I learned this the hard way. In 2008, I had 10 points in Utah for elk, and finally drew a highly coveted archery tag that cost me more than 800 bucks. I even had the help of a local outfitter chosen through the tag application service through which I drew my tag. And yet, after 12 days of dawn-to-dark hunting, I left totally disgusted. I never saw or heard a big bull. Dream hunt? It was more like a nightmare.

Here’s the Truth

The competition to draw a top-quality, high-demand Western hunting permit on public land has never been greater. There are businesses built around the process to draw and then use the tag. Thus, it is crucial to implement a plan and conduct your due diligence if you hope to be successful. You must do all the research and do your own pre-scouting, or hire a qualified, experienced guide/outfitter to do the work for you. Failure to do either or both of these will result in almost certain failure.

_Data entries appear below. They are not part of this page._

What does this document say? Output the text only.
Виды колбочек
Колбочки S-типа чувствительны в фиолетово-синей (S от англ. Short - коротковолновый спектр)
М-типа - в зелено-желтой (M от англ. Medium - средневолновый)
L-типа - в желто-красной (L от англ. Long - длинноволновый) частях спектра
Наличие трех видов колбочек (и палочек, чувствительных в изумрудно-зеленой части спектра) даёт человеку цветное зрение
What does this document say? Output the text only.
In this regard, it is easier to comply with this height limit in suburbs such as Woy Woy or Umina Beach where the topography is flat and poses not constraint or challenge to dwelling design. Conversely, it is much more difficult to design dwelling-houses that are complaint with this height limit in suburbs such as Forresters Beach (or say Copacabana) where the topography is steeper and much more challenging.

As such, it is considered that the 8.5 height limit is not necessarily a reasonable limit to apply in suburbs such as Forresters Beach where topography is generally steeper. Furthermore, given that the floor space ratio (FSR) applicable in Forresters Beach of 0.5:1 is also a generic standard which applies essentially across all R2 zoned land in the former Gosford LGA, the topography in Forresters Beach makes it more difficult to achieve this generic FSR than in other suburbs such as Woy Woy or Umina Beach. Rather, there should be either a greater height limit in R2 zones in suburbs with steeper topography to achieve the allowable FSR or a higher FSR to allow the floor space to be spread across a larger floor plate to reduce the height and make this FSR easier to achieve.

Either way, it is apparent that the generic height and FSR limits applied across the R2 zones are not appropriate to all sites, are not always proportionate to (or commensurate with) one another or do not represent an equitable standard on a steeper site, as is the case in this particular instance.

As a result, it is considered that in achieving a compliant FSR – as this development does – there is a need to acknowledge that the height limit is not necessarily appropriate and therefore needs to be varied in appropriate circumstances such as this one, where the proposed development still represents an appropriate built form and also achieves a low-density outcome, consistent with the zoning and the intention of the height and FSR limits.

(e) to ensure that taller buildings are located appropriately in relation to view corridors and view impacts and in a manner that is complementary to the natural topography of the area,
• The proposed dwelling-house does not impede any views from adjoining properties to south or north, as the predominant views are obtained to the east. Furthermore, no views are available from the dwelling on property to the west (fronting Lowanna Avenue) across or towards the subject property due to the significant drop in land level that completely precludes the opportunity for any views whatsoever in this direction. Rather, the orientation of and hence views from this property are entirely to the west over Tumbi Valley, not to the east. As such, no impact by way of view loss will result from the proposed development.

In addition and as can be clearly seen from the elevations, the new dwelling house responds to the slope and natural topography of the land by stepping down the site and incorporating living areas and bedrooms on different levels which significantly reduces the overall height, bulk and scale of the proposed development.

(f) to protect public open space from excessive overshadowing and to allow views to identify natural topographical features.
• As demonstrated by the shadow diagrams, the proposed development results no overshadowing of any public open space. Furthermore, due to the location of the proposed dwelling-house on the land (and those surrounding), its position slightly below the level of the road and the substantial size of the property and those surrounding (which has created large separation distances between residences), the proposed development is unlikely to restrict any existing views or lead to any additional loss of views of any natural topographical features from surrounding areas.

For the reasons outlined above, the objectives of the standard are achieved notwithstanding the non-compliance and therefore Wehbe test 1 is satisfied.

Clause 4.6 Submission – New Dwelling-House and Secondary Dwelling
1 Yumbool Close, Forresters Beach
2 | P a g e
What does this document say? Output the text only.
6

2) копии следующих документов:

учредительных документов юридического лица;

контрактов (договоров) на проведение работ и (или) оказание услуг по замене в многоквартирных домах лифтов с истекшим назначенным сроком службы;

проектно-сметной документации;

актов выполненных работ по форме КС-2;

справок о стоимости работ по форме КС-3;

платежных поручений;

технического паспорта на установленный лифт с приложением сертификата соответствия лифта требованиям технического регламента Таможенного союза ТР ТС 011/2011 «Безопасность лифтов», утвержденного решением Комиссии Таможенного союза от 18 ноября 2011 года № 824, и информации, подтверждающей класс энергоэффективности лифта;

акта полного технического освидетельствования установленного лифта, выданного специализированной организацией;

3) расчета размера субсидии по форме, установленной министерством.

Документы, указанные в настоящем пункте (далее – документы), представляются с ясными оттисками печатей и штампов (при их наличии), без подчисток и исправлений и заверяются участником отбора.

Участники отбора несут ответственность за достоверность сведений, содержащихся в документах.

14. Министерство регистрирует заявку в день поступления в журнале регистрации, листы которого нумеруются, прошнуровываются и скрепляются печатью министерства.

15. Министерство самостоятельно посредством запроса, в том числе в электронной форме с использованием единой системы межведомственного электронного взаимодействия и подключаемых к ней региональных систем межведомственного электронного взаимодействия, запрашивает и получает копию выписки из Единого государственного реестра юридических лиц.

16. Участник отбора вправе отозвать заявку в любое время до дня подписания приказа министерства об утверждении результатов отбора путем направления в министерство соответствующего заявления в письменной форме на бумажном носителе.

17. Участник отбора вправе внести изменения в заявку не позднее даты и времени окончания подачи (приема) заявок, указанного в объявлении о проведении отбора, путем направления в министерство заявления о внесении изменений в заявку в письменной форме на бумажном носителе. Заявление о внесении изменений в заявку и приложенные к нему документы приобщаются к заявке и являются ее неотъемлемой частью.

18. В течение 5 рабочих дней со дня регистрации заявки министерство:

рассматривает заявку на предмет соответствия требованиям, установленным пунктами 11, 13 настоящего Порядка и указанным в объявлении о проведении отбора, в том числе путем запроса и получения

Related: Playing The Western State Tag Application Game

Even if you opt to hire an outfitter, you must make sure they both know and have successfully hunted that specific hunting unit, know what class of trophies they have previously harvested for their clients in that unit and be aware of what you should expect to harvest given your goals, shooting skills and physical condition. It is also imperative that the outfitter and his guide(s) are available to pre-scout everything and do everything for you so that you make the most of your hunting opportunity. The importance of this cannot be overemphasized. A lack of pre-scouting by guides and outfitters has crushed my own chances on two occasions in the last five years.


Also, never forget that public-land hunts require you to be in the best physical condition possible and to give it as much time as possible given your own personal situation. Never forget that the entire hunt may come down to one less-than-ideal shot opportunity. You must practice long and hard so that when opportunities arise you’re able to slip an arrow through the crack. Maximizing your chances requires dedication, time and a quality hunt game plan.

Here’s another related note on hunting trophy bucks and bulls out west these days: In the last decade, trying to harvest a true Boone & Crockett-class mule deer buck (one scoring 190-plus gross inches) has become the rage with a rapidly growing group of highly dedicated hunters. What that means is that in units throughout the region known for producing a buck or three of this size, the odds of drawing limited-entry muley tags will be less than five percent. Meanwhile, there will be scads more 190-plus bucks killed in lesser-publicized areas of the West than there are taken in these high-demand units. The serious muley hunter will of course apply in the “dream” units, but he will also do his homework and apply in lesser-known units with much better draw odds where 170- to 180-inch bucks are annually taken. If you draw here, do your homework and take enough time, odds are you’ll find a dandy buck, and it just may be the one buck in the unit that has lived long enough to grow eye-popping antlers.

A Good Example

The previous-mentioned example happened to me with the Arizona elk tag I drew back in 2012. Tired of applying only for preference points or for a hunt where it realistically takes 10-plus points to draw, I applied for a unit where the draw odds were much better. It was known for having lots of elk and some solid, if not spectacular, bulls. When I drew, I did the scouting, talked to friends who had experience hunting the area (including an outfitter buddy), came up with a solid game plan and, on the evening of Day 4, killed an old bull at 27 steps that grossed 361 inches.

Sadly, for the working man, limited-entry, high-demand public-land hunting tags are the way of the future in the West. Serious nonresident hunters stay abreast of the changing nature of these tags and learn to make the system work for — not against — them. You must play the point game, then once you draw be prepared to give it everything you’ve got. The one thing you can be assured of is that the days of waltzing unprepared into National Forest or BLM lands out west and shooting a whopper buck or bull are pretty much over.